Empty, self-assertive boasting; an instance of such behaviour.
1828, Walter Scott, The Surgeon’s Daughter in Chronicles of the Canongate, Boston: Samuel H. Parker, p. 78,
[he] was an enemy to every thing that approached to fanfaronade, and knew enough of the world to lay it down as a sort of general rule, that he who talks a great deal of fighting is seldom a brave soldier
Loud, showy display, celebration or proclamation (of something), sometimes involving the playing of trumpets or other musical instruments.

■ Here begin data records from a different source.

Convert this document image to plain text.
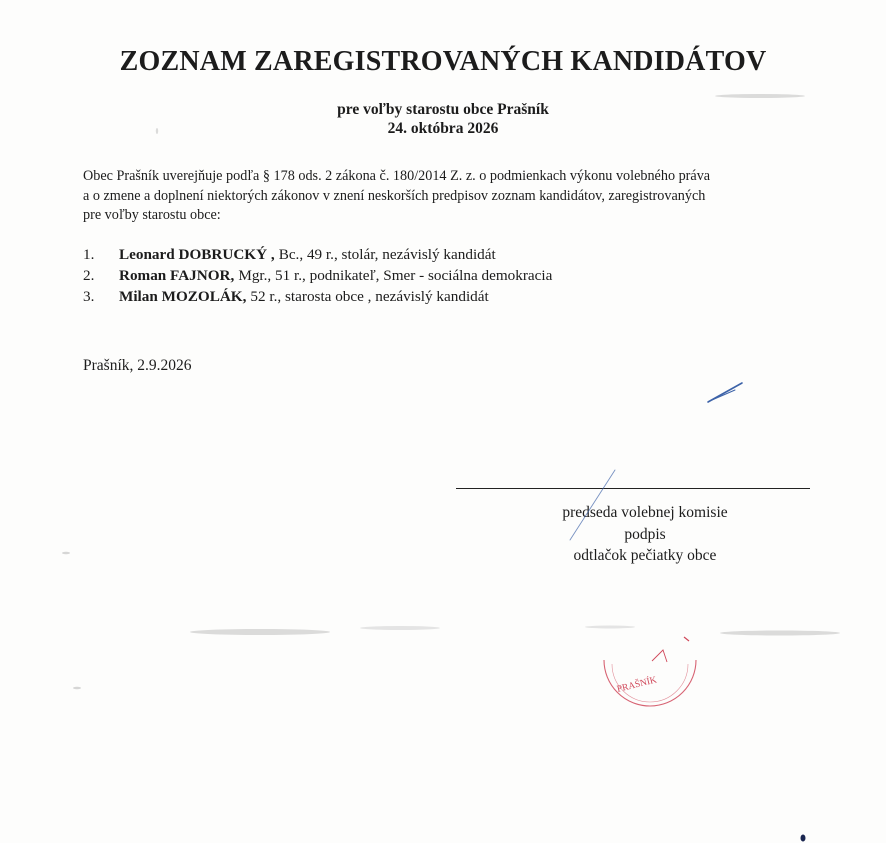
ZOZNAM ZAREGISTROVANÝCH KANDIDÁTOV
pre voľby starostu obce Prašník
24. októbra 2026
Obec Prašník uverejňuje podľa § 178 ods. 2 zákona č. 180/2014 Z. z. o podmienkach výkonu volebného práva
a o zmene a doplnení niektorých zákonov v znení neskorších predpisov zoznam kandidátov, zaregistrovaných
pre voľby starostu obce:
1.	Leonard DOBRUCKÝ , Bc., 49 r., stolár, nezávislý kandidát
2.	Roman FAJNOR, Mgr., 51 r., podnikateľ, Smer - sociálna demokracia
3.	Milan MOZOLÁK, 52 r., starosta obce , nezávislý kandidát
Prašník, 2.9.2026
predseda volebnej komisie
podpis
odtlačok pečiatky obce
PRAŠNÍK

1877, Frances Hodgson Burnett, That Lass o’ Lowrie’s, London: F. Warne, p. 55,
he dined in public—a fanfaronade of trumpets proclaiming his down-sitting and his up-rising
verb
(intransitive) To engage in empty, self-assertive boasting.
1990, E. Grady Jolly, United States Circuit Judge, opinion regarding the matter of Clark Pipe & Supply Co., cited in Robert L. Jordan and William D. Warren, Bankruptcy, Westbury, NY: The Foundation Press, fourth edition, 1995, pp. 653-654,
Given the agreement he was working under, his testimony was hardly more than fanfaronading about the power that the agreement afforded him over the financial affairs of Clark.
(ambitransitive) To proclaim loudly; to promote enthusiastically.
1892, Robert Brown, The Story of Africa and Its Explorers, London: Cassell, Volume 1, Chapter 11, p. 208,
Nowadays a returning traveller with half his merits is […] fanfaronaded every step of his homeward journey. The telegraph tells how he has arrived here, the special correspondent what he has to say there, until by the time he lands at Liverpool or Plymouth […] the interviewer and the illustrated journals have taken the heart out of any tale he may have to tell.
(intransitive) To make a noisy, showy display or celebration; to play a fanfare.